Accounting standards for publicly traded companies are more onerous than for privately held companies. However, many private companies choose to meet similar high standards in order to satisfy lenders, shareholders and insurance companies. All companies are required to prepare corporate income tax returns, but the Securities and Exchange Commission requires public companies to comply with Generally Accepted Accounting Principles. The Financial Accounting Standards Board oversees GAAP accounting with substantial input from the American Institute of Certified Public Accountants.
In response to several high-profile instances of corporate fraud, Congress passed Sarbanes-Oxley legislation in 2002 establishing the Public Company Accounting Oversight Board as a mechanism for the SEC to regulate the accounting function for publicly traded companies. The SEC requires that public companies submit audited financial statements quarterly and annually via Form 10-K and Form 10-Q filings.

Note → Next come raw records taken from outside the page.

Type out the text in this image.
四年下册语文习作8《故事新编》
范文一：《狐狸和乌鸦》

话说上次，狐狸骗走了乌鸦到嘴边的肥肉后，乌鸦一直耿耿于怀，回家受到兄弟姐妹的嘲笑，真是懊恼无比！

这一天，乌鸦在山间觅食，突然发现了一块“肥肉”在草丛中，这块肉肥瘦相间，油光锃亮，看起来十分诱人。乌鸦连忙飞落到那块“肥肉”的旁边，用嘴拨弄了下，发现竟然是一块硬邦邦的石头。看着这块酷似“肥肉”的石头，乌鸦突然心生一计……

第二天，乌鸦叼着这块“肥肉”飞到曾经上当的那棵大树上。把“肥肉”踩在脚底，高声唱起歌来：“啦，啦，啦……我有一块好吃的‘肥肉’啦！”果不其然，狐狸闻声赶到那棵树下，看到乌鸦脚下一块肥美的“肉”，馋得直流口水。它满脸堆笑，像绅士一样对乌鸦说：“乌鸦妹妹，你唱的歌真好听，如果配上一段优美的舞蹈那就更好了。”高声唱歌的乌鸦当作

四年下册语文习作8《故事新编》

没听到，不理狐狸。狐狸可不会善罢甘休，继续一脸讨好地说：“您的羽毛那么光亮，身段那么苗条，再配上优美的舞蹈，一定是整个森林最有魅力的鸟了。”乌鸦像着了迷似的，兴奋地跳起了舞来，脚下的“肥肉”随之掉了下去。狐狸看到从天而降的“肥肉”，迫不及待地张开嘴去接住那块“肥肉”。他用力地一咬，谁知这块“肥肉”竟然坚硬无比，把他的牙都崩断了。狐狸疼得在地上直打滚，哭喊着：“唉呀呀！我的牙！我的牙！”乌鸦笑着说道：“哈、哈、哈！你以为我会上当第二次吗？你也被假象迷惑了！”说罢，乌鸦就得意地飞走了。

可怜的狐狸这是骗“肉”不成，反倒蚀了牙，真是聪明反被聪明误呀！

FASB created the Private Company Council in 2013 to assist private companies in maintaining GAAP compliance. The National Association of State Boards of Accountancy assisted the AICPA in releasing the Financial Reporting Framework for Small and Medium-Sized Entities, which is a framework allowing smaller businesses to determine whether or not GAAP compliance is necessary in their cases. Private companies also may issue compiled or reviewed, rather than audited, financials statements. This lowers accounting costs without too radical a departure from GAAP in most cases.